Peki biz böyle düşünürken birilerinin halen hacı bektaş isminde ve kasabasında ısrar etmesi ve halkımızın oradan koparılmasına izin vermemesi tuhaf değil mi?
Bunca yüzyıl hiçbir derdimize derman olmamış bektaş ve kasabasının bundan sonrada yüzyıllarımızı çalmayacağını kim iddia edebilir?
Oysa bizim tavsiyemiz net ve garantilidir,Bektaşa harcanan zaman bir mutahhariye,beheştiye,kummiye,şeyh radiye,şiraziye ,humeyniye hameneye,sistaniye yada bugün tüm dünyada Ehli beyt dostlarının kabul ettiği temel yazılı kaynakalara harcansa Ehli Beyte ulaşma konusunda DAHA AKILLICA OLMAZ MI?

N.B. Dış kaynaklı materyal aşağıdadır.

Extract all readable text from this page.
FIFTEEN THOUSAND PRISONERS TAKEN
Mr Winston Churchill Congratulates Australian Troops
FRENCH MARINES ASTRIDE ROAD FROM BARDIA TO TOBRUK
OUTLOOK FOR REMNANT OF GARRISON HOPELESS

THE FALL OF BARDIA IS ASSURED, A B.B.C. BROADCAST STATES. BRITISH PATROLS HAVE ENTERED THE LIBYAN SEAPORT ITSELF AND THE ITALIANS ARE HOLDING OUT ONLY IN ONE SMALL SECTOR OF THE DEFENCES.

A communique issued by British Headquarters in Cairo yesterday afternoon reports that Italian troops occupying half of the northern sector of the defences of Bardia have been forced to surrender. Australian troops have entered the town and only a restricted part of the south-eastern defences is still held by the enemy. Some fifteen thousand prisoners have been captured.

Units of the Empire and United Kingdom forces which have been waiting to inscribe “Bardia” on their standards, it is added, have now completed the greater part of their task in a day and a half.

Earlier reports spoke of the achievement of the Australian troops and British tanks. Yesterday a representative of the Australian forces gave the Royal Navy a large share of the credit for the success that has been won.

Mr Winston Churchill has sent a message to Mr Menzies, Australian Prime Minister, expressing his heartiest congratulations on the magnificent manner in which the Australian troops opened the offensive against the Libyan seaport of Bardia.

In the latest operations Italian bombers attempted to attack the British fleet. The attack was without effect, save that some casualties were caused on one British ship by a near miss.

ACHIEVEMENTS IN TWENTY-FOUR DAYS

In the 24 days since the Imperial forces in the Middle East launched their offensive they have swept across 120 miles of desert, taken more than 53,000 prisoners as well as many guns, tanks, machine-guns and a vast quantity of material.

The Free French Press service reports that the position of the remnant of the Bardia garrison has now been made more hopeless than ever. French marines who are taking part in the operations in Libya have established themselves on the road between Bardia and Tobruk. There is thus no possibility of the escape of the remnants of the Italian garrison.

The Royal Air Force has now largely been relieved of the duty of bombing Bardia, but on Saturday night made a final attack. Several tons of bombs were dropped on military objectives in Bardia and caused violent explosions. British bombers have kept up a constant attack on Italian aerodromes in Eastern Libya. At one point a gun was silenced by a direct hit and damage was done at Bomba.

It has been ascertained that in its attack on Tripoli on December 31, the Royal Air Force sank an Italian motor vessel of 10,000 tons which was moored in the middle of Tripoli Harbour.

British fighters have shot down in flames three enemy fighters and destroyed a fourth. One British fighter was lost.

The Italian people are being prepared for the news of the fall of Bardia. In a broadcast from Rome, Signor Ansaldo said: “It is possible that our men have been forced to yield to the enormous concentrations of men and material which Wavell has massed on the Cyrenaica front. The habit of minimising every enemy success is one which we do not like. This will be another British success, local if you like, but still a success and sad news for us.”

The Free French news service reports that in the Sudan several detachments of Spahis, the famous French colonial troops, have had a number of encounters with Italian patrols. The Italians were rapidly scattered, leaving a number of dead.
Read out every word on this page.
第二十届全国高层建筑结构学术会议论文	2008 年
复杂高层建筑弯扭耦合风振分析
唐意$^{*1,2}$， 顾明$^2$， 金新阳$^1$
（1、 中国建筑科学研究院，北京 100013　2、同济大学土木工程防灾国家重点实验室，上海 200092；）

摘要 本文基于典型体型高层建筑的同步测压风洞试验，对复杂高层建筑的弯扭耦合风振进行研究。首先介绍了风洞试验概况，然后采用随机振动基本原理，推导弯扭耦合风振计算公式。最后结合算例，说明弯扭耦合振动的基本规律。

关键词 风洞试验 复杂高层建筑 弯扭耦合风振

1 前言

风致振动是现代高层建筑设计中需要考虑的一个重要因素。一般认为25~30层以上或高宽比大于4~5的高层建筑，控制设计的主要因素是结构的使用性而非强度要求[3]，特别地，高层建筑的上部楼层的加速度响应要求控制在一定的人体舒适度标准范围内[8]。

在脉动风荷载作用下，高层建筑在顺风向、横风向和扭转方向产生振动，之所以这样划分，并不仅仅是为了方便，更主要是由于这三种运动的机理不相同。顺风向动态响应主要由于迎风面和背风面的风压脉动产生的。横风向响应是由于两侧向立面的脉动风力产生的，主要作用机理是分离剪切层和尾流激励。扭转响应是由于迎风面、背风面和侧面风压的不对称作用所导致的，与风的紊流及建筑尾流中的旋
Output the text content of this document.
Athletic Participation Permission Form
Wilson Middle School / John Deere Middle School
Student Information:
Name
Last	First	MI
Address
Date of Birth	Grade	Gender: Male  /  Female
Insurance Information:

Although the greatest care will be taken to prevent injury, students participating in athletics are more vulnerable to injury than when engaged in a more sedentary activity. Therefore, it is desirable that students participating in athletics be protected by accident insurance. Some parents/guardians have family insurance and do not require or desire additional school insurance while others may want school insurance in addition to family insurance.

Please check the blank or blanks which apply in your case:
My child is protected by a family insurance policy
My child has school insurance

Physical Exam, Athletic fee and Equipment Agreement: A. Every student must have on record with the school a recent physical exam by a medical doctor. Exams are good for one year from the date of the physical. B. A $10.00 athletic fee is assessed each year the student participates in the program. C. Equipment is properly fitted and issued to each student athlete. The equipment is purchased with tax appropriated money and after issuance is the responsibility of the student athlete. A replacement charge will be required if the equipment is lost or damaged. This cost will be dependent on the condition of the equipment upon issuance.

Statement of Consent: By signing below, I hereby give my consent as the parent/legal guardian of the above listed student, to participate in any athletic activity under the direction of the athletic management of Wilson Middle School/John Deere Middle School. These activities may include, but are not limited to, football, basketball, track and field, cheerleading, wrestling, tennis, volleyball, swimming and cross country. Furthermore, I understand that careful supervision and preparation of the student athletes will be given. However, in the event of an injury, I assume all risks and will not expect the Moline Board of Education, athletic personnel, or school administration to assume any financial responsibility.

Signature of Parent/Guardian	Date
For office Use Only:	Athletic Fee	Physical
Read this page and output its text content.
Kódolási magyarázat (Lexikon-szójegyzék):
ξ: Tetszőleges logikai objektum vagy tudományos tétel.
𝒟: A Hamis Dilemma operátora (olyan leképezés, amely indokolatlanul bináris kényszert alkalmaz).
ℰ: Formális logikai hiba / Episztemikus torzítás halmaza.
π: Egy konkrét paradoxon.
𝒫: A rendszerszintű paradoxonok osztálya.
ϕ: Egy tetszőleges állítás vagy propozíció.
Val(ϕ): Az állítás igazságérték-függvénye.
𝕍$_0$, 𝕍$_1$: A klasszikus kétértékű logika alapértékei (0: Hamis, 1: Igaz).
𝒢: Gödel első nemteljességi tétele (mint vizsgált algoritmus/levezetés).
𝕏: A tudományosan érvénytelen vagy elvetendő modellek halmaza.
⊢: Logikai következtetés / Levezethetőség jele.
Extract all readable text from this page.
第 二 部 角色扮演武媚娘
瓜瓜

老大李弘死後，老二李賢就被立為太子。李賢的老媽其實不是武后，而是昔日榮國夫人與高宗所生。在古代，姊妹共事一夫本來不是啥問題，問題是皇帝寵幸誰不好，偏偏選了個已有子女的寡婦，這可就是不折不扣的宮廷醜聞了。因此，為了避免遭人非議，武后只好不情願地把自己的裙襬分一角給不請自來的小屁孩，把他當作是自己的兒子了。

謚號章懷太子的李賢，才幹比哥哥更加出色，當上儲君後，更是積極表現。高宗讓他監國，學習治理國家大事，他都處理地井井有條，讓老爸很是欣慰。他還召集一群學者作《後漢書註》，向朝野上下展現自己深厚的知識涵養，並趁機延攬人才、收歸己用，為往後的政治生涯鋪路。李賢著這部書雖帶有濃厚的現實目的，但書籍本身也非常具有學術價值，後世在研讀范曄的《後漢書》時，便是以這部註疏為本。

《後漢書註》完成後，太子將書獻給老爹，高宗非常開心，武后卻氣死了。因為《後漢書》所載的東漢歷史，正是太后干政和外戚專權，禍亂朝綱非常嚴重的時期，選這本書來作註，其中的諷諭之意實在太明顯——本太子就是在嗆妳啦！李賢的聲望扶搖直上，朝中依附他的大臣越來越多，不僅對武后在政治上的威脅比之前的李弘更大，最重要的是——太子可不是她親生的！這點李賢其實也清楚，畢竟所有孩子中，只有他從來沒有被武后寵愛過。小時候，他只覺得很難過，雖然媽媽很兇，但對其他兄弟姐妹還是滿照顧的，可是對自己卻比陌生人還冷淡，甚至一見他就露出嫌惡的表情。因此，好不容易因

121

Sözün özü; Hacı Bektaş kasabasında ilk dönemden bu yana mescid vardı ve bugün olduğu gibi Sünni Hanefi usulde namaz kılınıyordu ,Osmanlı bey ve padişahları buranın imaratıyla sürekli ilgilendiler 1826 dan sonrada buraya minare de yapıldı sonrada cumhuriyet döneminde cami diyanete bağlandı.
Hacı Bektaş müzesine açılış envanterinde olmayan bir adet kerbela toprağı 1980 den sonra konuldu ve 2013 yılında da sayı özel bir köşe açılarak 8-10 a çıkarıldı,tüm bunlar müzecilik geleneğine uygun olarak müzeyi zenginleştirmek için yapıldı.
Yoksa bu toprakların hacı bektaştan kaldığını yada hacı bektaşın namazda toprağa secde ettiğini ileri sürmek yukarıdaki açıklamalar dikkate alınırsa kanıtsız uydurmadan başka bir şey değildir.